34. The method of claim 28 where the pathogen is selected from the group consisting of Staphylococcus aureus, Staphylococcus epidermidis, Streptococcus pneumoniae, or Streptococcus pyogenes.

35. The method of claim 34 where the infection is comprised of Staphylococcus aureus.

36. The method of claim 35 where the Staphylococcus aureus exhibits an antibiotic resistance selected from the group consisting of glycopeptide resistance, tetracycline resistance, minocycline resistance, methicilin resistance, vancomycin resistance and resistance to a glycylcycline antibiotic other than tigecycline.

37. The method of claim 28 where the infection is comprised of Acinetobacter baumannii.

38. The method of claim 37 where the Acinetobacter baumanii exhibits an antibiotic resistance selected from the group consisting of cephalosporin resistance, ciprofloxacin resistance, nitrofurantoin resistance, trimethoprim-sulfa resistance, and piperacillin/tazobactam resistance.

39. The method of claim 28 where the infection is comprised of Mycobacterium abscessus.

40. The method of claim 39 where the Mycobacterium abscessus exhibits moxifloxacin resistance.

41. The method of claim 28 where the infection is comprised of a pathogen selected from the group consisting of Haemophilus influenzae, Enterococcus faecium, Escherichia coli, Neisseria gonorrhoeae, Rickettsia prowazekii, Rickettsia typhi, or Rickettsia rickettsii.

42. The method of claim 27 wherein the joint infection or infection of the surrounding tissues of the joint cause septic arthritis.

43. Use of a pharmacologically effective amount of tigecycline for treating bone, bone marrow or joint infections in a mammal.

44. Use of a pharmacologically effective amount of tigecycline and an antimicrobial agent selected from the group consisting of rifamycin, rifampin, rifapentine, rifaximin, or streptovaricin for treating bone, bone marrow or joint infections in a mammal.

45. Use of a pharmacologically effective amount of tigecycline for manufacture of a medicament for treatment of bone, bone marrow or joint infections in a mammal.

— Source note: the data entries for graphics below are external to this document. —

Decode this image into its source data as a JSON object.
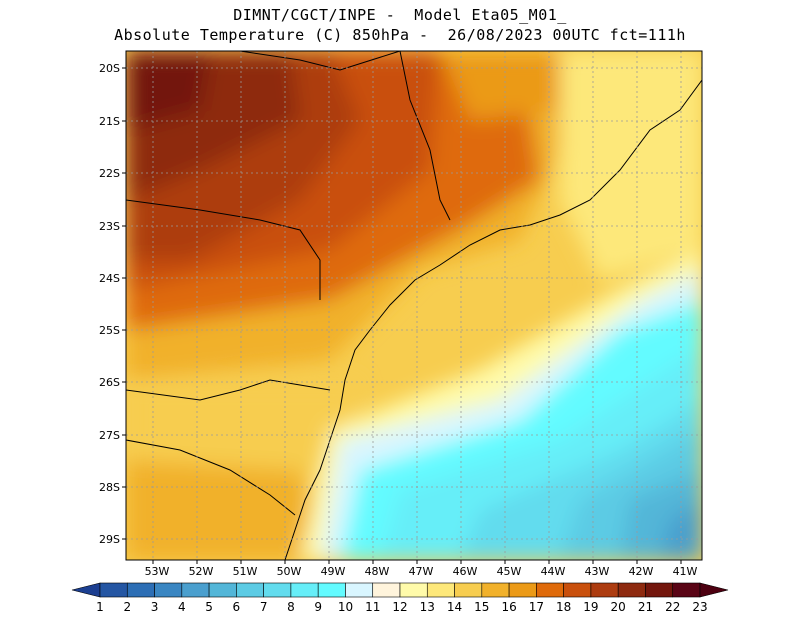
{
  "title": {
    "line1": "DIMNT/CGCT/INPE -  Model Eta05_M01_",
    "line2": "Absolute Temperature (C) 850hPa -  26/08/2023 00UTC fct=111h"
  },
  "axes": {
    "lat_labels": [
      "20S",
      "21S",
      "22S",
      "23S",
      "24S",
      "25S",
      "26S",
      "27S",
      "28S",
      "29S"
    ],
    "lon_labels": [
      "53W",
      "52W",
      "51W",
      "50W",
      "49W",
      "48W",
      "47W",
      "46W",
      "45W",
      "44W",
      "43W",
      "42W",
      "41W"
    ]
  },
  "colorbar": {
    "labels": [
      "1",
      "2",
      "3",
      "4",
      "5",
      "6",
      "7",
      "8",
      "9",
      "10",
      "11",
      "12",
      "13",
      "14",
      "15",
      "16",
      "17",
      "18",
      "19",
      "20",
      "21",
      "22",
      "23"
    ],
    "colors": [
      "#1c3f91",
      "#2456a3",
      "#2c6eb5",
      "#3a86c2",
      "#4a9fce",
      "#53b6d8",
      "#5ccbe4",
      "#62dcee",
      "#66eef8",
      "#63fbff",
      "#d9f6ff",
      "#fff4dc",
      "#fffbaa",
      "#fde87a",
      "#f7cd4f",
      "#f1b12b",
      "#eb9a17",
      "#df6a0a",
      "#c9500d",
      "#ad3c10",
      "#8e2a0f",
      "#73160c",
      "#5a0415",
      "#4d0011"
    ]
  },
  "chart_data": {
    "type": "heatmap",
    "variable": "Absolute Temperature (C) 850hPa",
    "date": "26/08/2023 00UTC",
    "forecast": "fct=111h",
    "model": "Eta05_M01_",
    "lon_range": [
      -53.7,
      -40.6
    ],
    "lat_range": [
      -29.4,
      -19.9
    ],
    "color_range": [
      1,
      23
    ]
  }
}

46. Use of a pharmacologically effective amount of tigecycline and an antimicrobial agent selected from the group consisting of rifamycin, rifampin, rifapentine, rifaximin, or streptovaricin for manufacture of a medicament for treatment of bone, bone marrow or joint infections in a mammal.

47. The use of claim 43-45, wherein the bone or bone marrow infection cause osteomyelitis.

48. The use of claim 43-45, wherein the joint infection or infection of the tissues surrounding the joint cause septic arthritis.